I could hear the yelling and dismounting of Marines rushing out of their vehicles towards the enemy positions. They began firing heavily into the palm groves trying to kill those fuckers that just blew my crew up. Whap! Doc slammed the shot of morphine into my ass. It did nothing for the intense pain. The tearing of medical bandages ensued while Doc tried to stop my rapid bleeding before I completely bled out. I pray out loud uttering the words as best I could “God help me, please Lord God save me, just let me live Lord, show mercy upon me Lord God.”
My fears are suddenly justified. “Sir, we got an Urgent Casualty!” Doc yells. “He’s got to go right fucking now sir!” I begin to wonder why nobody is telling me what had been really going on. Everyone is just telling me to “Hang in there man” and assuring me that “It’ll be alright Justin, it’ll be alright!” Those are the same kind of words that are told to guys in the same breath as in their last. It was not making me feel any better about my current condition. I just wanted to get the hell out of there, and quickly.
It seemed like time permanently stood still. All I could think about was the pain. I hear someone saying something about Doc’s medical bag being all used up with nothing left to use on us wounded. I continue to slither around on the ground in my tormenting hell of agonizing intense pain. I just wanted it to end right now and I did not even care if I lived anymore, anything to make it stop hurting. “I just want it to end” I cry out! My mind became consumed by the agonizing pain I felt. I could not handle it any more. It was just so violently intense, please make it stop.

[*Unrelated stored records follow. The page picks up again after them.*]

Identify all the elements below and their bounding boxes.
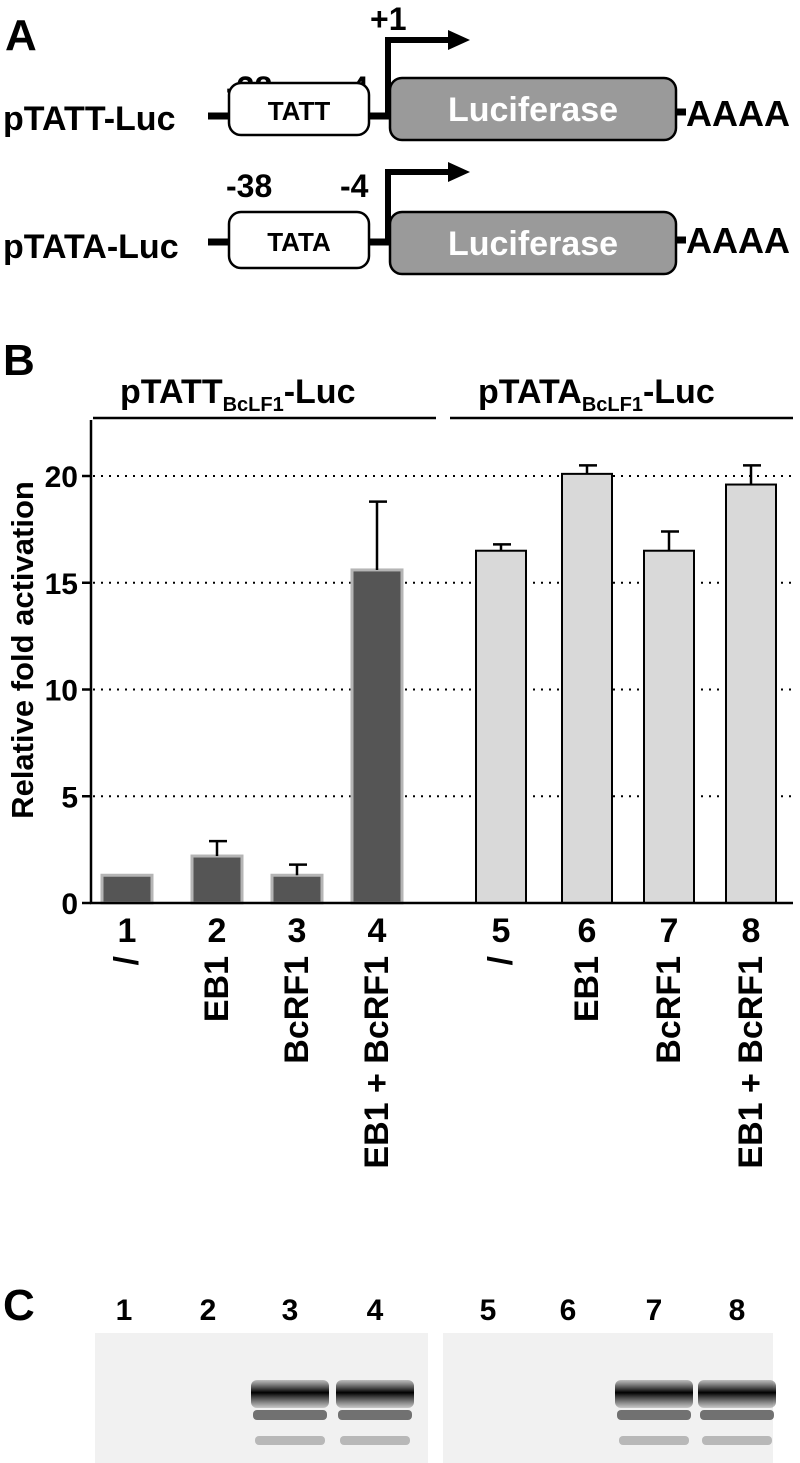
construct-name: pTATA-Luc <box>3 228 179 266</box>
protein-band-lower <box>338 1410 412 1420</box>
condition-label: BcRF1 <box>650 956 688 1064</box>
blot-lane-label: 1 <box>116 1294 133 1327</box>
bars <box>100 464 777 905</box>
y-axis-ticks: 0 5 10 15 20 <box>45 461 91 921</box>
bar-8 <box>725 483 777 904</box>
y-tick-label: 0 <box>61 888 78 921</box>
arrow-head-icon <box>448 162 470 182</box>
condition-label: EB1 <box>568 956 606 1022</box>
protein-band <box>698 1380 776 1408</box>
y-tick-label: 5 <box>61 781 78 814</box>
condition-label: EB1 <box>198 956 236 1022</box>
blot-lane-label: 4 <box>367 1294 384 1327</box>
lane-number-label: 6 <box>578 912 597 950</box>
gene-label: Luciferase <box>448 91 618 129</box>
y-tick-label: 15 <box>45 568 78 601</box>
bar-2 <box>190 854 244 905</box>
blot-lane-label: 2 <box>200 1294 217 1327</box>
protein-band <box>336 1380 414 1408</box>
tss-label: +1 <box>370 1 406 37</box>
lane-number-label: 8 <box>742 912 761 950</box>
blot-lane-label: 3 <box>282 1294 299 1327</box>
protein-band-lower <box>253 1410 327 1420</box>
bar-3 <box>270 873 324 905</box>
x-axis-labels: 1 / 2 EB1 3 BcRF1 4 EB1 + BcRF1 5 / 6 EB1 7 BcRF1 8 EB1… <box>108 912 770 1169</box>
arrow-head-icon <box>448 30 470 50</box>
condition-label: EB1 + BcRF1 <box>732 956 770 1169</box>
panel-b-label: B <box>3 336 35 385</box>
western-blot <box>95 1333 776 1463</box>
bar-7 <box>643 549 695 904</box>
protein-band-faint <box>340 1436 410 1445</box>
condition-label: EB1 + BcRF1 <box>358 956 396 1169</box>
bar-6 <box>561 472 613 904</box>
protein-band-faint <box>255 1436 325 1445</box>
blot-lane-label: 7 <box>646 1294 663 1327</box>
lane-number-label: 4 <box>368 912 387 950</box>
protein-band-lower <box>617 1410 691 1420</box>
construct-name: pTATT-Luc <box>3 100 175 138</box>
end-position: -4 <box>340 168 369 204</box>
protein-band-lower <box>700 1410 774 1420</box>
condition-label: / <box>108 955 146 965</box>
panel-c-label: C <box>3 1281 35 1330</box>
bar-4 <box>350 568 404 905</box>
protein-band <box>251 1380 329 1408</box>
lane-number-label: 3 <box>288 912 307 950</box>
lane-number-label: 7 <box>660 912 679 950</box>
bar-1 <box>100 873 154 905</box>
protein-band-faint <box>619 1436 689 1445</box>
bar-5 <box>475 549 527 904</box>
tss-arrow <box>385 169 450 242</box>
lane-number-label: 2 <box>208 912 227 950</box>
tss-arrow <box>385 37 450 116</box>
y-axis-title: Relative fold activation <box>5 481 40 819</box>
box-label: TATA <box>267 227 331 257</box>
gene-label: Luciferase <box>448 225 618 263</box>
polya-tail: AAAA <box>686 220 790 261</box>
blot-lane-label: 5 <box>480 1294 497 1327</box>
group-label-pTATA: pTATABcLF1-Luc <box>478 373 715 416</box>
tatt-box <box>227 81 371 137</box>
lane-number-label: 5 <box>492 912 511 950</box>
protein-band <box>615 1380 693 1408</box>
blot-lane-label: 8 <box>729 1294 746 1327</box>
condition-label: / <box>482 955 520 965</box>
start-position: -38 <box>226 168 272 204</box>
construct-pTATA-Luc: pTATA-Luc -38 -4 TATA Luciferase AAAA <box>3 162 790 276</box>
polya-tail: AAAA <box>686 93 790 134</box>
y-tick-label: 10 <box>45 675 78 708</box>
condition-label: BcRF1 <box>278 956 316 1064</box>
y-tick-label: 20 <box>45 461 78 494</box>
blot-lane-label: 6 <box>560 1294 577 1327</box>
lane-number-label: 1 <box>118 912 137 950</box>
panel-a-label: A <box>5 11 37 60</box>
protein-band-faint <box>702 1436 772 1445</box>
group-label-pTATT: pTATTBcLF1-Luc <box>120 373 356 416</box>
construct-pTATT-Luc: pTATT-Luc -38 -4 +1 TATT Luciferase AAAA <box>3 1 790 142</box>
blot-lane-labels: 1 2 3 4 5 6 7 8 <box>116 1294 746 1327</box>
box-label: TATT <box>268 96 331 126</box>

I hear the voice of what seems to be my savior. “Standby!” Doc says with authority. “One, two, three and roll!” The voice commands. I am put on a stretcher and tied down securely to it. I hear the roaring sound of approaching of Humvee’s speeding to our position. “Load him in the back and let’s go, we can’t get a bird in here!” a voice yells out as I daze in and out of conscious reality. I would become one of the fortunate ones after all. I would be another statistic of war though, but I would live.
Days later in Bethesda National Naval Hospital, I fight boredom and loneliness, anger and rage. After eight surgeries and six more weeks of hospitalization, I find out that I will be lucky enough to keep my life and legs, something that was not a guarantee even in one of the best military hospitals in the world thousands of miles away from the fighting.